By faith then, trusting in the Word of God, we do what he says because He does not lie and al-ways keeps His promises. For “without faith it is impossible to please God, because anyone who comes to him must believe that he exists and that he rewards those who earnestly seek him” (Heb. 11:6). 

And so the Lord promises: “Honor the Lord with your wealth and with the firstfruits of all your produce; then your barns will be filled with plenty, and your vats will be bursting with wine” (Prov. 3:9-10). 

How do we honor the Lord with the wealth that God has given us in His generosity? By giving it generously to those whom the Lord has called us to love and support: your family, your society, and your church. And His promise is that in so doing, you will never lack.
I can almost hear it now: “But that’s from the Old Testament!” But our Lord Jesus Himself gives us similar promises in the New Testament. He says, at the conclusion of the parable of the tal-ents, “For to everyone who has will more be given, and he will have an abundance” (Matt. 25:29). 

And then at the end of the parable of the dishonest manager, he says: “One who is faithful in a very little is also faithful in much, and one who is dishonest in a very little is also dishonest in much. If then you have not been faithful in the unrighteous wealth, who will entrust to you the true riches? And if you have not been faithful in that which is another’s, who will give you that which is your own? No servant can serve two masters, for either he will hate the one and love the other, or he will be devoted to the one and despise the other. You cannot serve God and money” (Luke 16:10–13). 

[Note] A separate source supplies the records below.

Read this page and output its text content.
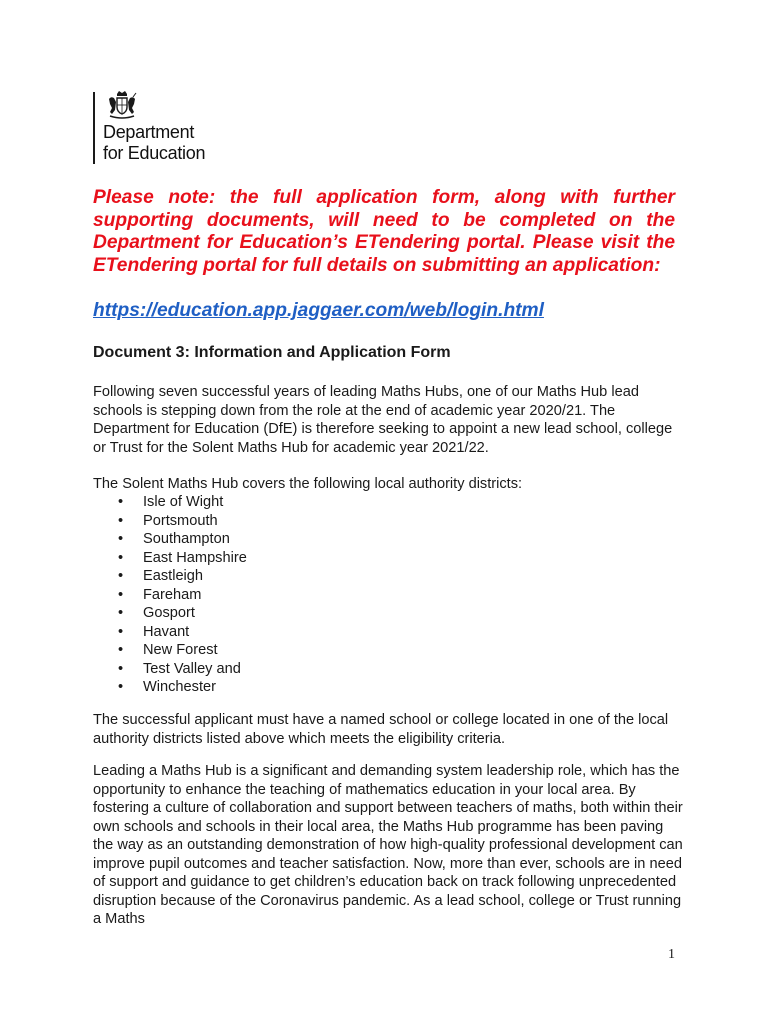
Department
for Education
Please note: the full application form, along with further supporting documents, will need to be completed on the Department for Education’s ETendering portal. Please visit the ETendering portal for full details on submitting an application:
https://education.app.jaggaer.com/web/login.html
Document 3: Information and Application Form
Following seven successful years of leading Maths Hubs, one of our Maths Hub lead schools is stepping down from the role at the end of academic year 2020/21. The Department for Education (DfE) is therefore seeking to appoint a new lead school, college or Trust for the Solent Maths Hub for academic year 2021/22.
The Solent Maths Hub covers the following local authority districts:
• Isle of Wight
• Portsmouth
• Southampton
• East Hampshire
• Eastleigh
• Fareham
• Gosport
• Havant
• New Forest
• Test Valley and
• Winchester
The successful applicant must have a named school or college located in one of the local authority districts listed above which meets the eligibility criteria.
Leading a Maths Hub is a significant and demanding system leadership role, which has the opportunity to enhance the teaching of mathematics education in your local area. By fostering a culture of collaboration and support between teachers of maths, both within their own schools and schools in their local area, the Maths Hub programme has been paving the way as an outstanding demonstration of how high-quality professional development can improve pupil outcomes and teacher satisfaction. Now, more than ever, schools are in need of support and guidance to get children’s education back on track following unprecedented disruption because of the Coronavirus pandemic. As a lead school, college or Trust running a Maths
1
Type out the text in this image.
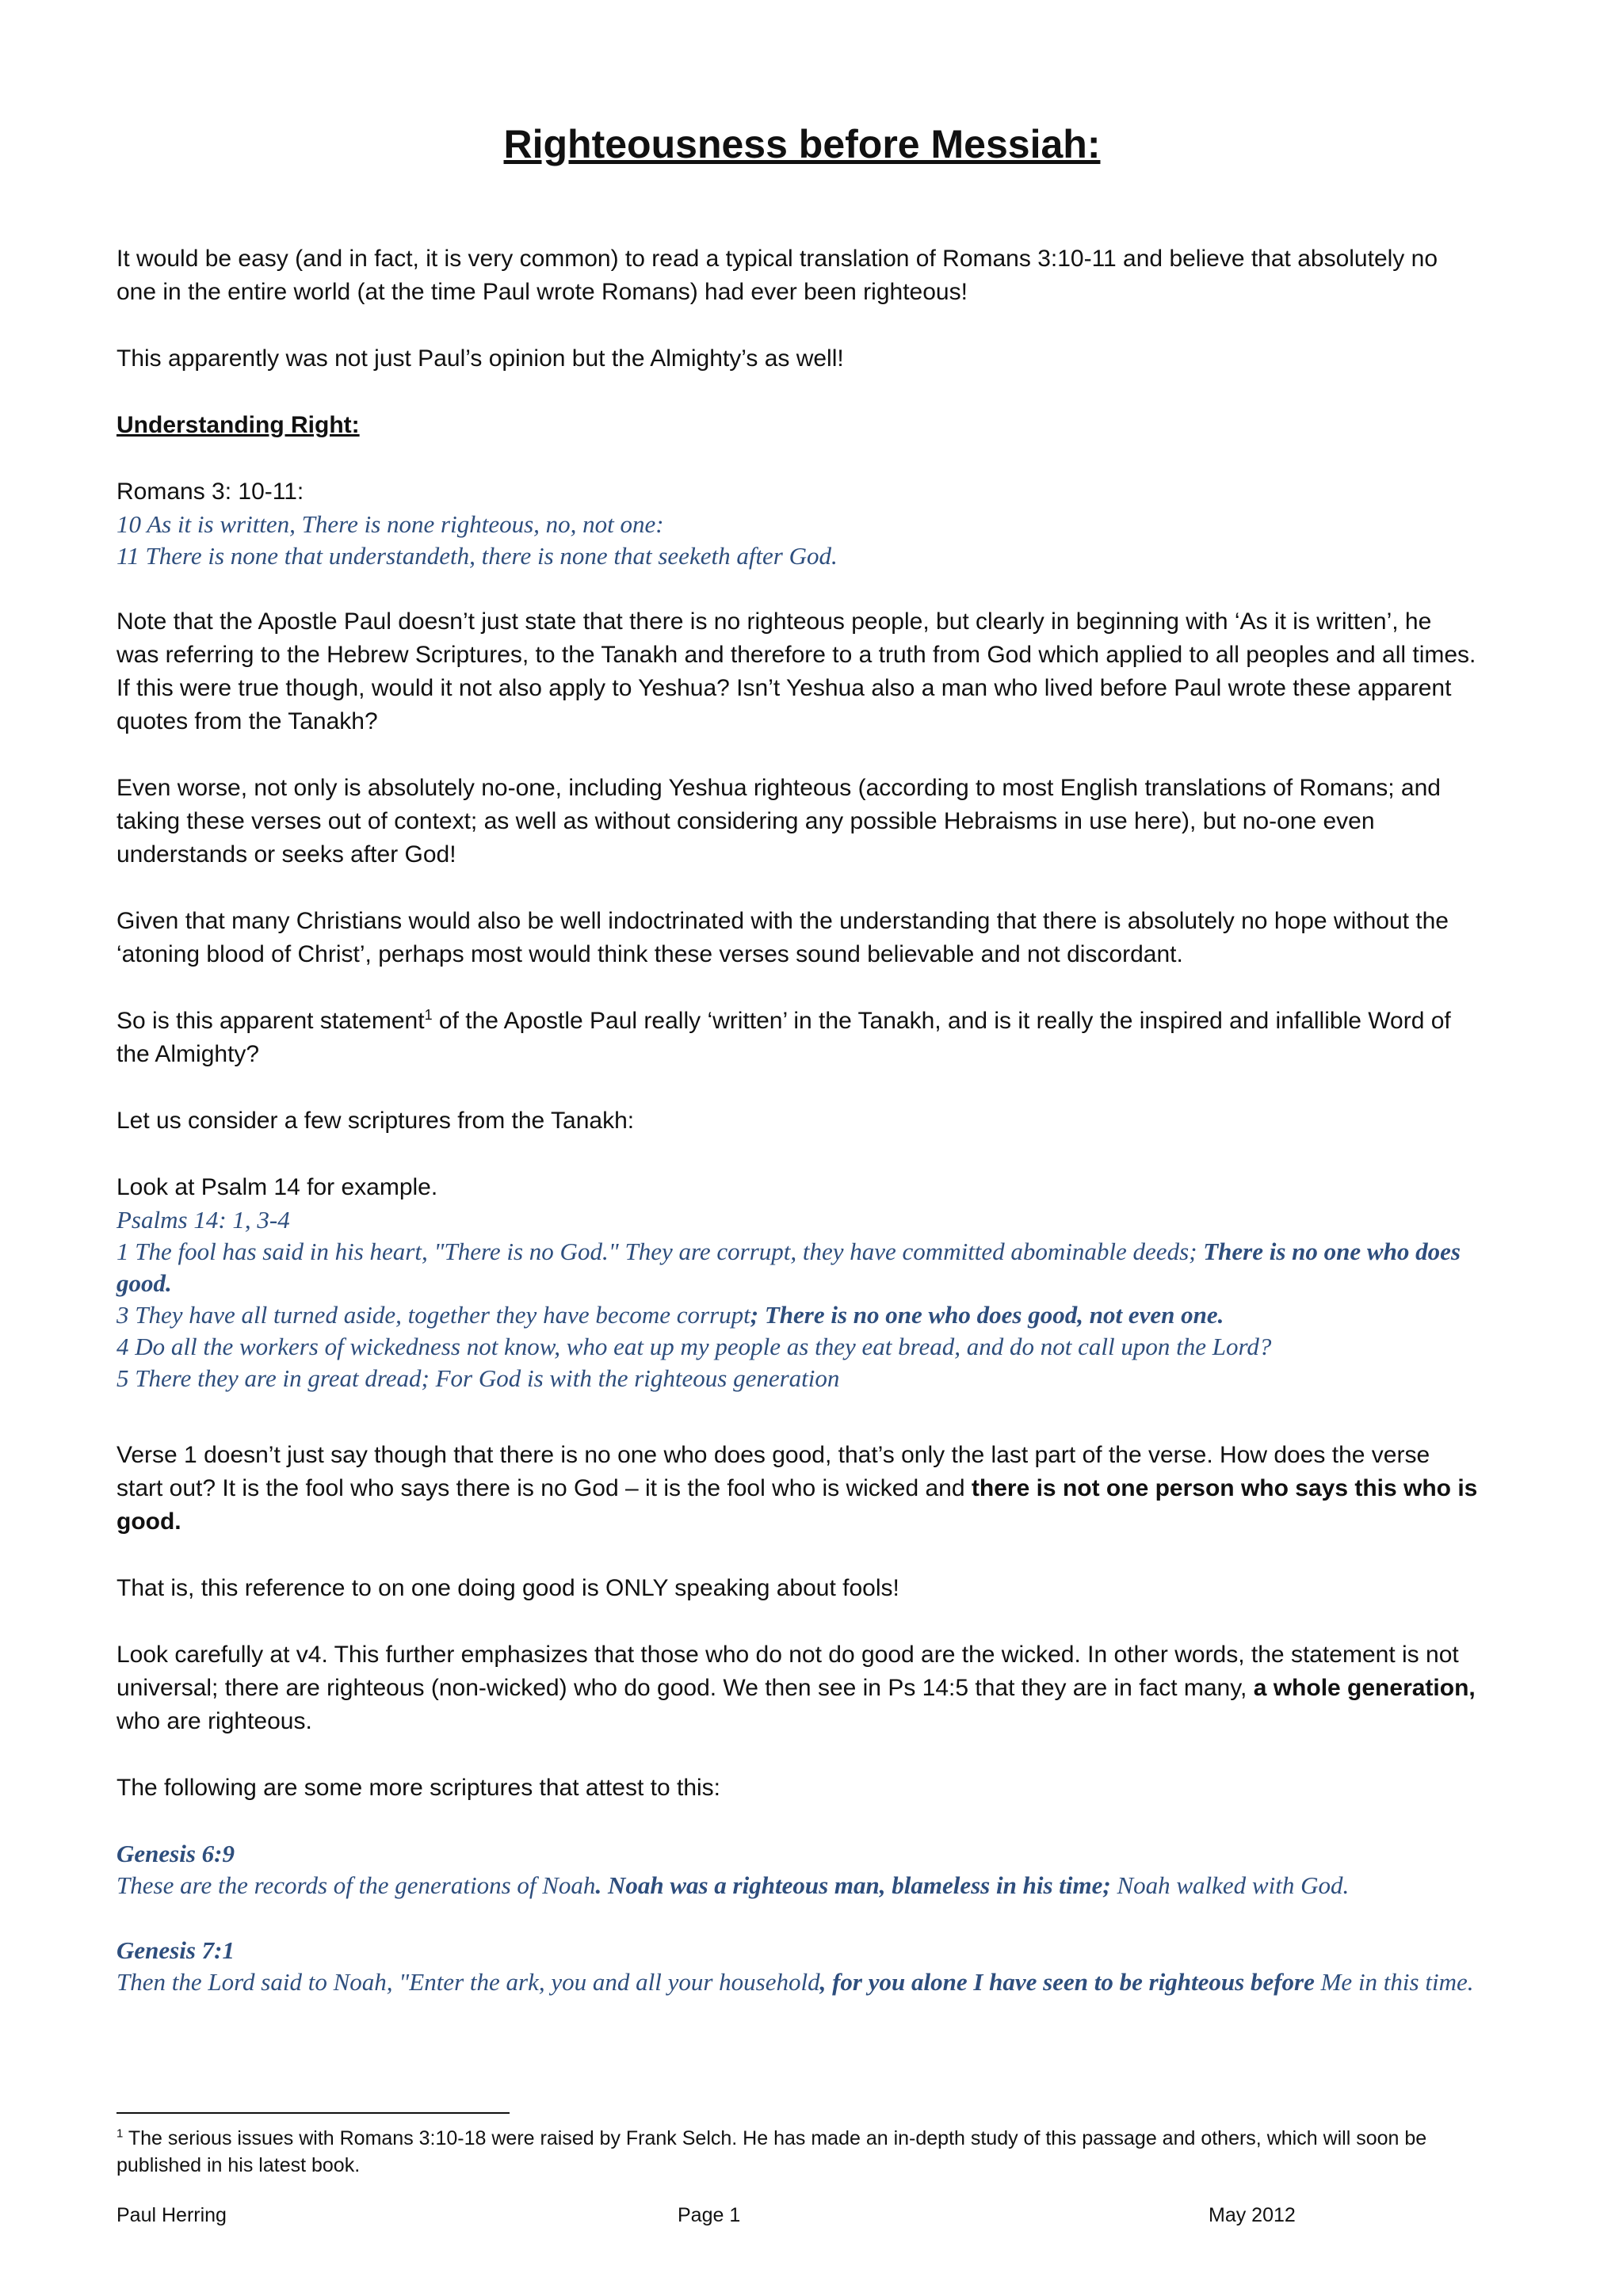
Righteousness before Messiah:

It would be easy (and in fact, it is very common) to read a typical translation of Romans 3:10-11 and believe that absolutely no one in the entire world (at the time Paul wrote Romans) had ever been righteous!

This apparently was not just Paul’s opinion but the Almighty’s as well!

Understanding Right:

Romans 3: 10-11:

10 As it is written, There is none righteous, no, not one:

11 There is none that understandeth, there is none that seeketh after God.

Note that the Apostle Paul doesn’t just state that there is no righteous people, but clearly in beginning with ‘As it is written’, he was referring to the Hebrew Scriptures, to the Tanakh and therefore to a truth from God which applied to all peoples and all times. If this were true though, would it not also apply to Yeshua? Isn’t Yeshua also a man who lived before Paul wrote these apparent quotes from the Tanakh?

Even worse, not only is absolutely no-one, including Yeshua righteous (according to most English translations of Romans; and taking these verses out of context; as well as without considering any possible Hebraisms in use here), but no-one even understands or seeks after God!

Given that many Christians would also be well indoctrinated with the understanding that there is absolutely no hope without the ‘atoning blood of Christ’, perhaps most would think these verses sound believable and not discordant.

So is this apparent statement$^1$ of the Apostle Paul really ‘written’ in the Tanakh, and is it really the inspired and infallible Word of the Almighty?

Let us consider a few scriptures from the Tanakh:

Look at Psalm 14 for example.

Psalms 14: 1, 3-4

1 The fool has said in his heart, "There is no God." They are corrupt, they have committed abominable deeds; There is no one who does good.

3 They have all turned aside, together they have become corrupt; There is no one who does good, not even one.

4 Do all the workers of wickedness not know, who eat up my people as they eat bread, and do not call upon the Lord?

5 There they are in great dread; For God is with the righteous generation

Verse 1 doesn’t just say though that there is no one who does good, that’s only the last part of the verse. How does the verse start out? It is the fool who says there is no God – it is the fool who is wicked and there is not one person who says this who is good.

That is, this reference to on one doing good is ONLY speaking about fools!

Look carefully at v4. This further emphasizes that those who do not do good are the wicked. In other words, the statement is not universal; there are righteous (non-wicked) who do good. We then see in Ps 14:5 that they are in fact many, a whole generation, who are righteous.

The following are some more scriptures that attest to this:

Genesis 6:9

These are the records of the generations of Noah. Noah was a righteous man, blameless in his time; Noah walked with God.

Genesis 7:1

Then the Lord said to Noah, "Enter the ark, you and all your household, for you alone I have seen to be righteous before Me in this time.

$^1$ The serious issues with Romans 3:10-18 were raised by Frank Selch. He has made an in-depth study of this passage and others, which will soon be published in his latest book.

Paul Herring	Page 1	May 2012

And in His sermon on the mount, he says: “Do not lay up for yourselves treasures on earth, where moth and rust destroy and where thieves break in and steal, but lay up for yourselves treasures in heaven, where neither moth nor rust destroys and where thieves do not break in and steal. For where your treasure is, there your heart will be also” (Matt. 6:19–21).
We have become conditioned against these promises because of their misuse by the peddlers of the prosperity gospel – the guys on TV who say you get rich by putting God in your debt. And thus, we miss out on the fact that God does reward temporal faithfulness in temporal matters with temporal blessings. 

It’s no quid pro quo. It’s all from God’s grace, His fatherly divine goodness and mercy. But those Bible passages just quoted do in fact say what they say! It’s not the Old Testament’s problem. It’s ours. It is almost as if we have become so jaded against this that we think it a virtue to be stingy with our offerings.
But our Father in heaven still loves to bless those who bless others. He loves to give to those who give freely and generously. In fact, he challenges us to challenge Him: “Bring the full tithe into the storehouse, that there may be food in my house. And thereby put me to the test, says the Lord of hosts, if I will not open the windows of heaven for you and pour down for you a blessing until there is no more need” (Mal. 3:10).
And so, while we don’t give so that we would get, we do receive from the Lord in order to give, and He will bless your giving with more receiving. For “He who did not spare his own Son but gave him up for us all, how will he not also with him graciously give us all things” (Rom. 8:32)?